Alors que les plus de 65 ans semblent pencher pour le non, le défi pour les deux camps sera de convaincre « l'Irlande moyenne », en particulier les zones rurales où l'influence de l'Église reste plus marquée.

« Un vrai problème »

Mais l'institution a perdu beaucoup de son aura ces dernières années, résultat de bouleversements économiques et sociaux, mais aussi des multiples scandales de pédophilie ayant impliqué le clergé local. Le choc a été immense dans une population désormais moins prompte à recevoir des leçons de morale. Mais paradoxalement, l'avortement reste interdit dans le pays, sauf lorsque la vie de la mère est en danger.

Le principal argument du camp du non est que le mariage homosexuel va affaiblir l'institution du mariage et de la famille traditionnelle, en permettant aux couples homosexuels d'adopter ou de faire appel à des mères porteuses.

« C'est pour les enfants que cela pose un vrai problème », a déclaré à l'AFP Margaret Hickey, porte-parole du mouvement « Mothers and fathers matter » (« Les pères et les mères comptent »). « Je pense qu'il est important de défendre le droit des enfants à avoir un père et une mère, au moins au commencement de leur vie », a-t-elle ajouté.

Ses affiches montrent de jeunes couples et des enfants accompagnés de commentaires comme : « Elle a besoin de sa mère pour la vie, pas seulement pour neuf mois » et « Les enfants méritent un père et une mère ».

Mais pour le président de la commission référendaire Kevin Cross, ce droit n'est pas acquis à tous en Irlande, où « nombre d'enfants n'ont pas une mère et un père ».

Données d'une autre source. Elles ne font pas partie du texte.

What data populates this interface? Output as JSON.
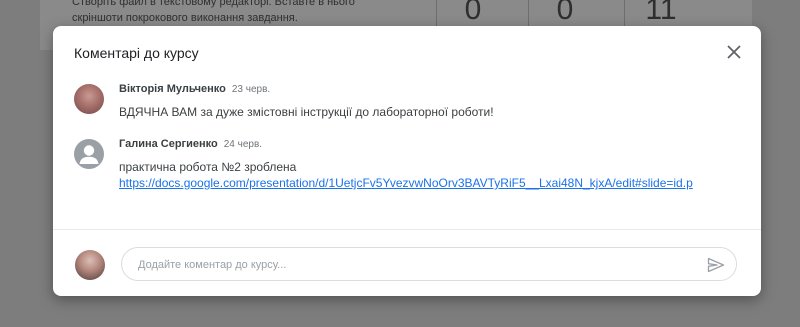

Quant à l'adoption, elle est déjà possible pour les couples mariés, les personnes célibataires et les couples de même sexe dans un pays qui a adopté l'union civile en 2011. « Il n'y aura donc aucun changement en cas de oui au référendum », ajoute-t-il.

Le débat s'est un peu envenimé en fin de campagne, les partisans du non dénonçant des attaques calomnieuses.

Du côté du oui, on se targue du soutien de célébrités du monde du sport, de la musique et du cinéma, dont l'acteur Colin Farrell ou le chanteur Bono.

Dans une vidéo postée sur YouTube, le comédien d'origine irlandaise qui interprète Mrs Brown, dans la sit-com à succès du même nom, a rappelé que par le passé les mariages entre catholiques et protestants ou entre blancs et noirs avaient également provoqué la controverse.

« Ils se sont pourtant mariés et cela n'a pas été la fin du monde. Et nous avons tous un peu mûri », a-t-il dit dans son déguisement de vieille dame aux cheveux permanentés.

Le résultat du référendum ne sera connu que samedi. Si c'est oui, l'Irlande deviendra le 18e pays dans le monde à autoriser les couples homosexuels à se passer la bague au doigt.